Kyiv National University of Theater, Cinema and Television (Київський національний університет театру, кіно і телебачення ім. І. Карпенка-Карого; Kyivskyi natsionalnyi universytet teatru, kino i telebachennia im. I. Karpenka-Karoho). An institution of higher learning in Kyiv. It was formed in 1934 as Kyiv State Theater Institute out of the drama faculty of the Lysenko Music and Drama Institute, which was abolished. In 1934–41 the institute had two acting departments: a Ukrainian and a Jewish one. It did not operate in 1941–4 and its functions were assumed in 1941–2 by the Music and Drama Conservatory under the direction of Ostap Lysenko. When the institute was reopened in 1945, the Jewish department was replaced by a Russian one. The institute was renamed Kyiv Institute of Theater Arts and named in honour of Ivan Karpenko-Kary. It had three faculties—acting, stage directing, and theater studies—and from 1961 two additional departments—Ukrainian and Russian cinema. In 1968 six faculties were set up: acting, stage directing, theater studies, film directing, cinema studies, and cinematography. Correspondence courses in cinema and theater studies were available. The regular program required five years, with another year for specialization. In 2003 the institute was reorganized into the Kyiv State University of Theater, Cinema and Television. In 2004 it was granted a national university status and assumed it’s present name.

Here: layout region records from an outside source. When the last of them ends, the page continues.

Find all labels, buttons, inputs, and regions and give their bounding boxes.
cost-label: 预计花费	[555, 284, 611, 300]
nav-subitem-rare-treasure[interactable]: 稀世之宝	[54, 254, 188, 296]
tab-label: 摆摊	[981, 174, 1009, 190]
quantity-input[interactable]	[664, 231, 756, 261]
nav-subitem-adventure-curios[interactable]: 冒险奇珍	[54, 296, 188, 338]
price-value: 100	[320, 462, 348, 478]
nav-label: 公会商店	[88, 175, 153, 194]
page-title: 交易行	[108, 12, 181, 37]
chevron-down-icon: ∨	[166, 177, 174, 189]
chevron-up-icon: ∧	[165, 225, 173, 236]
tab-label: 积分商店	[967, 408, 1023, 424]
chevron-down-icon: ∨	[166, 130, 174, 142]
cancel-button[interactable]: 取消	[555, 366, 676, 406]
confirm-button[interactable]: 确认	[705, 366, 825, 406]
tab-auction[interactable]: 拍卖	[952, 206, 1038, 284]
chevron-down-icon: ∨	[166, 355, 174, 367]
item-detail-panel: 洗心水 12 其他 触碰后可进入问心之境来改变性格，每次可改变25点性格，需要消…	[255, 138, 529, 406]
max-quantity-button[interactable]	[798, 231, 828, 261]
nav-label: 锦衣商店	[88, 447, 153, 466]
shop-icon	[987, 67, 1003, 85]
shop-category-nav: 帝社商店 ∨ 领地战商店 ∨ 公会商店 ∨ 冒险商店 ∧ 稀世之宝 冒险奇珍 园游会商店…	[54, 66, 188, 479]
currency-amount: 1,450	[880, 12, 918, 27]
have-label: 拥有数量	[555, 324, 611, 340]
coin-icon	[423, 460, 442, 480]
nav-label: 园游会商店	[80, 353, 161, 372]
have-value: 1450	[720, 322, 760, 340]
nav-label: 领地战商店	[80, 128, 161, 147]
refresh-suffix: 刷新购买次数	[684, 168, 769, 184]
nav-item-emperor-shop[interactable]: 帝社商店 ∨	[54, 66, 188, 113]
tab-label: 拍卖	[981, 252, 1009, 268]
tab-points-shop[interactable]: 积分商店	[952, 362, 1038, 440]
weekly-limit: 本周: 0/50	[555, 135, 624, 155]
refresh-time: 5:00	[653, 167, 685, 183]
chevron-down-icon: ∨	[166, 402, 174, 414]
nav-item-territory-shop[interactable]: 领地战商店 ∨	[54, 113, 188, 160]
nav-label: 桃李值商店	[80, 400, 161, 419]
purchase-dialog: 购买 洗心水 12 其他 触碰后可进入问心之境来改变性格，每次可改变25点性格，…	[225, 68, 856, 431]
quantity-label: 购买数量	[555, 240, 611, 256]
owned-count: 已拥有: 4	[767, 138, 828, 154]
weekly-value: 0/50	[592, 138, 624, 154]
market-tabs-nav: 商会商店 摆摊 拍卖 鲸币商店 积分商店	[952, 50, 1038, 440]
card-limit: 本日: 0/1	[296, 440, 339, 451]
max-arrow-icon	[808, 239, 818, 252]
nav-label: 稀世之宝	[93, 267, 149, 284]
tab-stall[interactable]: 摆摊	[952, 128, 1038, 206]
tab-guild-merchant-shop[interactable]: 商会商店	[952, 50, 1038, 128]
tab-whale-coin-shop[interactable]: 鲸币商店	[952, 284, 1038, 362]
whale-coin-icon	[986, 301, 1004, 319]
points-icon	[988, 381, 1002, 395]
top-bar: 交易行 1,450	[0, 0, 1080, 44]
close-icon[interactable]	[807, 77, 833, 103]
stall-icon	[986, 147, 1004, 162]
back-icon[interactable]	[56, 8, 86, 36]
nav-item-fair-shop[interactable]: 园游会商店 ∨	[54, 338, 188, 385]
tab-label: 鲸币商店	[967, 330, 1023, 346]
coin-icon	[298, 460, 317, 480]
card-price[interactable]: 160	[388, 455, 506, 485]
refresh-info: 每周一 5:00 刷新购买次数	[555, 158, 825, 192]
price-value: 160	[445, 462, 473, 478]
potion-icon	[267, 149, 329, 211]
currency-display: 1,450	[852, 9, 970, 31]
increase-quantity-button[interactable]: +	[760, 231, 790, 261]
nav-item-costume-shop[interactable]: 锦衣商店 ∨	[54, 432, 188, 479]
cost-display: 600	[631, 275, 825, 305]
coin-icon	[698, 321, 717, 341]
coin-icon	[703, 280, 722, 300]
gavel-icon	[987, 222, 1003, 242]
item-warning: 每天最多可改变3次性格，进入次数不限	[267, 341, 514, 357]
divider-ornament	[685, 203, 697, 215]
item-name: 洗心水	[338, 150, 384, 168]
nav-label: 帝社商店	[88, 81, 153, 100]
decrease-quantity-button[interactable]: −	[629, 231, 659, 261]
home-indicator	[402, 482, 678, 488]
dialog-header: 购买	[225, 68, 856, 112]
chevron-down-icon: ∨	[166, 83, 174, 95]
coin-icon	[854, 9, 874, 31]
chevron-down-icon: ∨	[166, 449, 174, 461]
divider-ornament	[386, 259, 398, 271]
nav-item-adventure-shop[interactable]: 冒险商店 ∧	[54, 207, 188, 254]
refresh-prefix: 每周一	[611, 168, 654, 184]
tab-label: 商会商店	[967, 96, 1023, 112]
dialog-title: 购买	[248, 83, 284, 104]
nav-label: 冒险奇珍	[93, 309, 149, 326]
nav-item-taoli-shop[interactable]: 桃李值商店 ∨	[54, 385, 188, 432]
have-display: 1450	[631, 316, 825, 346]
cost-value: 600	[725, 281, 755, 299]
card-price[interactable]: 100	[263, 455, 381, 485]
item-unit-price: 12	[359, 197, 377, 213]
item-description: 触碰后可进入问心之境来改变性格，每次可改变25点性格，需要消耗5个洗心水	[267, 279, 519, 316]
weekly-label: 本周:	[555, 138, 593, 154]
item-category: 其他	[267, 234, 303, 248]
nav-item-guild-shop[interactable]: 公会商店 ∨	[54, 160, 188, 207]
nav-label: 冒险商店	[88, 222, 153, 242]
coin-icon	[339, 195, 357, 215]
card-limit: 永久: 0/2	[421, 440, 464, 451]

The university is organized into two structures: the Faculty of Theater Arts, which includes stage and film acting, stage directing, and theater studies; and the Institute of Cinema Arts, which includes film and television directing, film and television-camera work, and film studies. There is also a correspondence school, a graduate program, and an apprenticeship program. Practical training is provided by the university’s teaching film studio (est 1961) and teaching theater (est 1965). The university has been directed by S. Tkachenko (1947–60), Ivan Chabanenko (1961–5), V. Kudyn (1965–6), I. Korniienko (1966–75), V. Bezpalchy (1975–81), F. Balkan (1981–3), Rostyslav Pylypchuk (1983–2003), and O. Bezhin (since 2003).